France: L’Etat perdrait 66 milliards en recettes fiscales en 2020

Impôts 2020 

Cette somme, révisée à la hausse dans le dernier projet de loi de finances rectificative publié cette semaine, reflète la dégradation de l’économie nationale du fait de la crise du Covid-19 et les mesures de sauvetage mises en place par le Gouvernement, notamment le chômage partiel.

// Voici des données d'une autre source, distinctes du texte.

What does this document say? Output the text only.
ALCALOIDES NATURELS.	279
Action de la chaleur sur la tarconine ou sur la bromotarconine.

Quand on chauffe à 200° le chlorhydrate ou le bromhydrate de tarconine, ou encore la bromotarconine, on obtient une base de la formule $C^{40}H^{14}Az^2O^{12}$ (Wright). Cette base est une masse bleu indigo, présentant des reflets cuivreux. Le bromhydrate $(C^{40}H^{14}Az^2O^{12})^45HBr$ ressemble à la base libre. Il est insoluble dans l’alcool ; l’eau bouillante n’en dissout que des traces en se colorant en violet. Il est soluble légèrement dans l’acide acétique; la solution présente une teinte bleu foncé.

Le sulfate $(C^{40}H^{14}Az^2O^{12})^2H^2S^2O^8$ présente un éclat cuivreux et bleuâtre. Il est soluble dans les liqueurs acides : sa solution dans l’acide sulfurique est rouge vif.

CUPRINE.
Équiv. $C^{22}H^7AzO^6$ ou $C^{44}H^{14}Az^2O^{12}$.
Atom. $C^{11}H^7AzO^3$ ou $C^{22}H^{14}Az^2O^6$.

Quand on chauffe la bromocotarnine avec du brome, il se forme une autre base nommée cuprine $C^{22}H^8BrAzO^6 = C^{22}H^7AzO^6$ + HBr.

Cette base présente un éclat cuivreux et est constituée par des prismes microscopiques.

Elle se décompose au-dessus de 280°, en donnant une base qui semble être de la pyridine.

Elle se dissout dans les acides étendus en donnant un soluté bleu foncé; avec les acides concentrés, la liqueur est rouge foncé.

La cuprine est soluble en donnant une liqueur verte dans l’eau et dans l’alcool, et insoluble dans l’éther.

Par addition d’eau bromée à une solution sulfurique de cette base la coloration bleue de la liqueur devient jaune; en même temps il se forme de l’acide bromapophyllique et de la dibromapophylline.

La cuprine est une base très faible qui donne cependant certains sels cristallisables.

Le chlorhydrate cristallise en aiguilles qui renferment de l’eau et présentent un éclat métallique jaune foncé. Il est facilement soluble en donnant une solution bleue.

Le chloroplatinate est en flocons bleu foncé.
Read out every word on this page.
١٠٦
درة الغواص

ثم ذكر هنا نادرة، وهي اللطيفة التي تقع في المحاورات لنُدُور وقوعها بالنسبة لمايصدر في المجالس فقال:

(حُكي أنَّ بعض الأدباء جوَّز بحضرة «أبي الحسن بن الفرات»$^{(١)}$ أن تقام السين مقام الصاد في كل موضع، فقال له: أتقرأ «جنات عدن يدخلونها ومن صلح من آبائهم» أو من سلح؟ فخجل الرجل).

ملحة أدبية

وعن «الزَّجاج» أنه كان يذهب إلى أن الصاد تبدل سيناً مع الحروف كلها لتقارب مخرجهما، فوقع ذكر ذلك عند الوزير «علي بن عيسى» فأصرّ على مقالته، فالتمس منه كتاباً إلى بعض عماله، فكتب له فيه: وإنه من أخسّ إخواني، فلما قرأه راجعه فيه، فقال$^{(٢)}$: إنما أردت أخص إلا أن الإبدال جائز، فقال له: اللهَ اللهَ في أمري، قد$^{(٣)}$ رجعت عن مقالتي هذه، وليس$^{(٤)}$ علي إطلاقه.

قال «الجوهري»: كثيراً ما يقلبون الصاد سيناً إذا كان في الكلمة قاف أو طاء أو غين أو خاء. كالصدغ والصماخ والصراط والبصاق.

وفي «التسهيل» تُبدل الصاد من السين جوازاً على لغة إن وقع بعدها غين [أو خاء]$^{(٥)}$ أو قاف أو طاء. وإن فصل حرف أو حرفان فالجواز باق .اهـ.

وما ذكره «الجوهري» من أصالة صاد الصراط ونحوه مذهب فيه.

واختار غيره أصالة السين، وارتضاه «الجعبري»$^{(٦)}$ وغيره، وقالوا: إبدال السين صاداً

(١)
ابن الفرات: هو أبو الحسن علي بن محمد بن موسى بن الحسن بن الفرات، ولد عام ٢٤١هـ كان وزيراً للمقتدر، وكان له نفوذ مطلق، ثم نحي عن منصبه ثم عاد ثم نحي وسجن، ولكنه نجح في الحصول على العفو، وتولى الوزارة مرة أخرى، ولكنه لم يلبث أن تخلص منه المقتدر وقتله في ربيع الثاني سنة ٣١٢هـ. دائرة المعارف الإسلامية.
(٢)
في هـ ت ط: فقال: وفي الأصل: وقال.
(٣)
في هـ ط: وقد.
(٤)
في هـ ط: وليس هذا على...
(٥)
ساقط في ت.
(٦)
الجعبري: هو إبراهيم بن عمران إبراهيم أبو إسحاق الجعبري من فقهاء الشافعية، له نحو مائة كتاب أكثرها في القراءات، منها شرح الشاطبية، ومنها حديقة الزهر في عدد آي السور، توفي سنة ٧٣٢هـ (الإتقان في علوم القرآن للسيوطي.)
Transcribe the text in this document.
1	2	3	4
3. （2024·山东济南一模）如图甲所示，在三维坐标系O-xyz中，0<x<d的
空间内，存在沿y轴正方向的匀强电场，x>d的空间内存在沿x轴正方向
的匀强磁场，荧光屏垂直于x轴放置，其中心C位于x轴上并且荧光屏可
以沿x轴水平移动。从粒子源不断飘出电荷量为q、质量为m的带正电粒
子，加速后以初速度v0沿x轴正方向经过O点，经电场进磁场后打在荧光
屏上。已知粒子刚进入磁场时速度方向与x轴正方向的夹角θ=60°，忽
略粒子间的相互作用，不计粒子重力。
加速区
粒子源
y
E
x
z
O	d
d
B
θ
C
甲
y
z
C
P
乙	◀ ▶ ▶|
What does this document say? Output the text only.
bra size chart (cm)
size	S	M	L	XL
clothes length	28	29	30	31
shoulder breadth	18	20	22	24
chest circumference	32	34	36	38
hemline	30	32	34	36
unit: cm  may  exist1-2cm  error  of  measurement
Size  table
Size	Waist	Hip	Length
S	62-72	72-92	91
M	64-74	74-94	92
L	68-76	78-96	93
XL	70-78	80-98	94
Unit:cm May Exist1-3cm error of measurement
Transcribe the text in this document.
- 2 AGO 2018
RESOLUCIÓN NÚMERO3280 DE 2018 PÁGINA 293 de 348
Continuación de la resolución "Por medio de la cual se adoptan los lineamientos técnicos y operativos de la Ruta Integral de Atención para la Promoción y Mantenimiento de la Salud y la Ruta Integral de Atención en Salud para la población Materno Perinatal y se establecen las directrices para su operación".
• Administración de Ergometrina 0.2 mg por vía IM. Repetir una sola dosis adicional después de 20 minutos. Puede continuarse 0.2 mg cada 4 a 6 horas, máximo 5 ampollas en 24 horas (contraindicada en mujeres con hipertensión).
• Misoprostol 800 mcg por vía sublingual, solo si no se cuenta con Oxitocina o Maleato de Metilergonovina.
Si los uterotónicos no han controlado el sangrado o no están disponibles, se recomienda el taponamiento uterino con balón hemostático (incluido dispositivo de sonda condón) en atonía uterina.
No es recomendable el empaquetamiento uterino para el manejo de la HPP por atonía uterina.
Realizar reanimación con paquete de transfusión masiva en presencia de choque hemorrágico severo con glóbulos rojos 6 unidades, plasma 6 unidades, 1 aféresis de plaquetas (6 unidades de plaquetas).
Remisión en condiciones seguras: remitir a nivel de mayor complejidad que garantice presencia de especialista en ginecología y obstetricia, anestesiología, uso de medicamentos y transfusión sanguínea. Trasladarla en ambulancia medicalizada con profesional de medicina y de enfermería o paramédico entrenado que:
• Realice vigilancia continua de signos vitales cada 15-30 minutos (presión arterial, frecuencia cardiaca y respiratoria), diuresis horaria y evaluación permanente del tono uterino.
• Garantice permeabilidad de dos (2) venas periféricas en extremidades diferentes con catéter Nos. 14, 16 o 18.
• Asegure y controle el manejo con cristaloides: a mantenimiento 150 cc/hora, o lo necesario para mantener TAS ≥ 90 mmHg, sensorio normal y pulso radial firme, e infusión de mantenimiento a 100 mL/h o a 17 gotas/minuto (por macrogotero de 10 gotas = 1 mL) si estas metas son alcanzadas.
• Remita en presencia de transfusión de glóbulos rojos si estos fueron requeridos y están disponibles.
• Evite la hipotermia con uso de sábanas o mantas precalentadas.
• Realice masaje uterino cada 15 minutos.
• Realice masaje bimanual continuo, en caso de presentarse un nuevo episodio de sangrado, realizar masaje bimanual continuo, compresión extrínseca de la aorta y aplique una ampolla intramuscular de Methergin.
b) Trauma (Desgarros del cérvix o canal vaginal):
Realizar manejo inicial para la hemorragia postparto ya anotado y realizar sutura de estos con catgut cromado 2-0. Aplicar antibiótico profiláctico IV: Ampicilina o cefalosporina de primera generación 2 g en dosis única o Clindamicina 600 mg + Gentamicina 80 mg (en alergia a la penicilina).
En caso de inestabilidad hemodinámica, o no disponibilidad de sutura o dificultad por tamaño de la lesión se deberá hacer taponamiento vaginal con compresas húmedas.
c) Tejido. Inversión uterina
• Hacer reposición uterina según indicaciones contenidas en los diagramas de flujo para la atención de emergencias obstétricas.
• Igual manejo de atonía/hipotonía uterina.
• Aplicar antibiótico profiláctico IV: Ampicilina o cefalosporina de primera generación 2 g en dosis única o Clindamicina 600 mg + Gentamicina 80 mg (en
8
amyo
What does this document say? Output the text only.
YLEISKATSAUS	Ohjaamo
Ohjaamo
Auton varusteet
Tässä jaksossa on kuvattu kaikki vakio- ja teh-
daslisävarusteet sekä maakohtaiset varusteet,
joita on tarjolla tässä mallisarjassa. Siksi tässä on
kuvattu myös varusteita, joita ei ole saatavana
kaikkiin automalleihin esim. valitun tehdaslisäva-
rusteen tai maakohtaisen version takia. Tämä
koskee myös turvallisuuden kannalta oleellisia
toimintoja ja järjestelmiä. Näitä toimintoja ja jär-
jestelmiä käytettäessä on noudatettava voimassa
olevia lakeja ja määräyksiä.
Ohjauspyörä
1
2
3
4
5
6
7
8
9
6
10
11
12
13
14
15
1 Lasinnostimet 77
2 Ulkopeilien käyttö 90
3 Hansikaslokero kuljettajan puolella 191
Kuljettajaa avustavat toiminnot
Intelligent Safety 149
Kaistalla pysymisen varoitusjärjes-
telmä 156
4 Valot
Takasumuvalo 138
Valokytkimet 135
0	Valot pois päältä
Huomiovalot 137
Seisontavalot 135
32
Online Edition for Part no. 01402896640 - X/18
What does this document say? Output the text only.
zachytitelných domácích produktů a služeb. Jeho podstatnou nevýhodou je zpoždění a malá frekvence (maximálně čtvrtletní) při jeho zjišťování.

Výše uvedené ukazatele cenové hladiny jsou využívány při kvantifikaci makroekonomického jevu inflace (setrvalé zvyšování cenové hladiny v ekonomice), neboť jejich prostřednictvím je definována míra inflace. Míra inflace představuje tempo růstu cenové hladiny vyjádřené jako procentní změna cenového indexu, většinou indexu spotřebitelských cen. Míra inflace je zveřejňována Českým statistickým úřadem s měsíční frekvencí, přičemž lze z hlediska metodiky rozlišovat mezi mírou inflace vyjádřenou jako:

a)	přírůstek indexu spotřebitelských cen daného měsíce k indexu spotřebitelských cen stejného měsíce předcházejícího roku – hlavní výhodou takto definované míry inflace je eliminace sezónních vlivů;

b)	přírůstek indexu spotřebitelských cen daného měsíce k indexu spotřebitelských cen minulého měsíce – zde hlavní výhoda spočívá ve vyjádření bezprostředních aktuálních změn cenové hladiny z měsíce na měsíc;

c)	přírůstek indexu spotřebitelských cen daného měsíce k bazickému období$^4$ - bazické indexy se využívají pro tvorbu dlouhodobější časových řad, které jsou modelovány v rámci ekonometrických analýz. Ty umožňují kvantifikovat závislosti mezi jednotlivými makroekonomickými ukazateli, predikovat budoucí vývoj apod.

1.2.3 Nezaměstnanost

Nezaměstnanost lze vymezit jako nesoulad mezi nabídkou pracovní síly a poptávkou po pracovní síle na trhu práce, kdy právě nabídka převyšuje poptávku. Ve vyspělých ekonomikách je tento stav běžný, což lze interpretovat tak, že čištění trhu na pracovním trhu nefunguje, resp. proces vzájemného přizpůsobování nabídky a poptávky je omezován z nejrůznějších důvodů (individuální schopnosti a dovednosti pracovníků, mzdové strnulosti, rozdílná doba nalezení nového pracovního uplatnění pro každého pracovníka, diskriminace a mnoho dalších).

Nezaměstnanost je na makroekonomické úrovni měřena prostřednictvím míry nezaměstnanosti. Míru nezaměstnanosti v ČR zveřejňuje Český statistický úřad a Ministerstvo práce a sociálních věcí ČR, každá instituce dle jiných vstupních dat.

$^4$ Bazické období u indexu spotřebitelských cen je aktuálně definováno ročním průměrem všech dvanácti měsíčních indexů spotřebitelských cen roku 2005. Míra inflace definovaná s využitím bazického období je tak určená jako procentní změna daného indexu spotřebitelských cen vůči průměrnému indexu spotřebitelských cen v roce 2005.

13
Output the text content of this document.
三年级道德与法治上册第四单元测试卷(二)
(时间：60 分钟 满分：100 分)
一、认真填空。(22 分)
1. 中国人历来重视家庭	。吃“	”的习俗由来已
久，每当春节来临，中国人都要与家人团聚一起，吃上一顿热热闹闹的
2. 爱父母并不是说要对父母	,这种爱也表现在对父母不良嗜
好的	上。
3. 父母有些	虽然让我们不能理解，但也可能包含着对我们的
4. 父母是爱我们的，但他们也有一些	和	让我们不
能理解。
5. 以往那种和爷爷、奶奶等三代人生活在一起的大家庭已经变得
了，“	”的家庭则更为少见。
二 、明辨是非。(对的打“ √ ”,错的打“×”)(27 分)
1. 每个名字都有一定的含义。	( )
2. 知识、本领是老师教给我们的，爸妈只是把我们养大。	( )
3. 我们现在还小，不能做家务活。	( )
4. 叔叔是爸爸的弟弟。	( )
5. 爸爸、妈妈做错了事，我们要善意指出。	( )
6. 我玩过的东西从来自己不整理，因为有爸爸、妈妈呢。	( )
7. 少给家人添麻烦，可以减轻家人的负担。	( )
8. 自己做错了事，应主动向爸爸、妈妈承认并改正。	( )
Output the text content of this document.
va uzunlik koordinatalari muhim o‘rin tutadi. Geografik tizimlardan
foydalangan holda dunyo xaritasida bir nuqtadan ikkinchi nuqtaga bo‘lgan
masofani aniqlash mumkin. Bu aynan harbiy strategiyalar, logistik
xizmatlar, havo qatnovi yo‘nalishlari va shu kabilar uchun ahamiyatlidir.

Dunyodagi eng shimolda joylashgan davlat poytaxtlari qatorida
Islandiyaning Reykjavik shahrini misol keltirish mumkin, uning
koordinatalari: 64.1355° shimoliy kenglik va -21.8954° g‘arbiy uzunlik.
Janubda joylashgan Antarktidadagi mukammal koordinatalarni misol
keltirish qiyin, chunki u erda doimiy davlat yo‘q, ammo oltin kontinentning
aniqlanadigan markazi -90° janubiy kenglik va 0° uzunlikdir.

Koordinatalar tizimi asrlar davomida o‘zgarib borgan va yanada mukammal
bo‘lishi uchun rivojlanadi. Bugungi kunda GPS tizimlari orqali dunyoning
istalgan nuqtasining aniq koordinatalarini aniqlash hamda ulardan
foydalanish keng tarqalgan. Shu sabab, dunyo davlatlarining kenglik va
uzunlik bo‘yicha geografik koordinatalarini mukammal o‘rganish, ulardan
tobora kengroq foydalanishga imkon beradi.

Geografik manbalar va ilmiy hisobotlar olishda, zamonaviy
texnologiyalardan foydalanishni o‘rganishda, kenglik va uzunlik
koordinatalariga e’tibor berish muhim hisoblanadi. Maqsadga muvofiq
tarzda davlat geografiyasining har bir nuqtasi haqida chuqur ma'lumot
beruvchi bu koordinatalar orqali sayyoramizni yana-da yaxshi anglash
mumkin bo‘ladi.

Les recettes de l’Etat auront fondu comme neige au soleil en 2020. Selon les dernières prévisions du gouvernement, publiées dans le troisième projet de loi de finances rectificative (PLFR) le 10 juin, la crise du Covid-19 amputera les recettes fiscales de l’Etat 2020 de presque 66 milliards d’euros (227,1 milliards de recettes contre 293 milliards initialement. Les recettes non fiscales de l’Etat sont, elles, en baisse de 300 millions.
Phénomène notable : le gouvernement considère que la dégradation de la croissance impacte principalement les entreprises et pas les ménages : les prévisions impôts des ménages restent stables, alors que celles des entreprises s’effondrent. Le gouvernement prévoit dans les deux derniers PLFR 69,5 milliards d’euros de rentrées au titre de l’impôt sur le revenu, soit 5,6 milliards de moins que dans la loi de finances initiale votée par le Parlement en décembre. 

Les recettes de l’IS divisées par 3

“L’impact sur la crise est partiel en 2020 du fait de la mécanique de l’impôt et des effets de composition (moindre révision à la baisse de la masse salariale que du PIB)” expliquent ces prévisions, note le document. En d’autres termes, on ne verra pas tout de suite l’impact du coronavirus sur les impôts des ménages car l’impôt est calculé selon les ressources de 2019 : il faudra donc attendre 2021 pour avoir une photographie plus fidèle de la crise à ce niveau. En outre, les mesures de chômage partiel lancées par le gouvernement dès le 15 mars ont limité les destructions sèches d’emplois, et a fortiori les destructions d’emplois des personnes soumises à l’impôt sur le revenu. Car si le chômage augmente bel et bien lors de la crise du covid-19 (au dessus des 10% de chômage estimé pour 2020, selon la ministre du Travail Muriel Penicaud début juin), il a principalement touché les emplois précaires - CDD, intérimaires, emplois salariés non marchands - moins soumis à l’IR. Ainsi, la chute du PIB de 11% prévue pour 2020 par le gouvernement n’engage pas une perte équivalente des recettes de l’impôt sur le revenu. 
 © Fournis par Challenges  
Source : PLFR3 / Ministère de l'Economie et des Finances publiques
A l’inverse, les recettes de l’IS sont divisées par trois (perte de 32,4 milliards, par rapport aux 48,2 milliards prévus) du fait de la dégradation des marges des sociétés et des destructions d'entreprises. Pour la TVA, le manque à gagner représente 19,8 milliards d’euros (par rapport aux attentes de 126 milliards dans la loi de finances initiale), mécaniquement perdus à cause de la baisse de la consommation des ménages et  des achats de biens et de services.
Et ces hypothèses pourraient s’avérer trop positives. Selon l’avis de la Haute autorité des comptes publics, datant du 8 juin, “la prévision de croissance spontanée des prélèvements obligatoires fait l’hypothèse forte que les reports de quelques mois d’échéances fiscales et sociales ne donneront pas lieu à des abandons de créances significatifs en 2020, alors même que de nombreuses entreprises concernées par ces reports seront fragilisées par la chute de leur activité du fait de la crise sanitaire.”

Prévisions trop optimistes ?

En d’autres termes, l’Etat considère que les échéances fiscales reportées seront in fine réglées. Or, rien n’est moins sûr : vu la dégradation de l’économie, il reste fort à parier que beaucoup d’entreprises ne pourront s'acquitter de plusieurs mois de charges lorsque les recettes ne seront pas au rendez-vous pour compenser les pertes. C’est aussi partir du principe que l’Etat ne transformera pas les reports de charges pour certaines entreprises en exonérations de charges pour éviter leur dépôt de bilan. Or, la tendance va dans l’autre sens: les secteurs de la restauration et du tourisme ont déjà fait l’objet d’exonérations de charges fiscales et sociales.
L’inflexion à gauche de la politique d’Emmanuel Macron, dont l’annonce aurait lieu le 14 juillet, pourrait bien soulager les entreprises d’une partie de leurs dettes. Reste que l’assainissement des finances publiques, entreprise au début du quinquennat, s’avère une mission quasi-impossible. Le ratio de la dépense publique devrait grimper à 63,6% du PIB en 2020 (soit +10,3% par rapport à 2019), en conséquence des mesures de sauvetage mises en place depuis la mi-mars.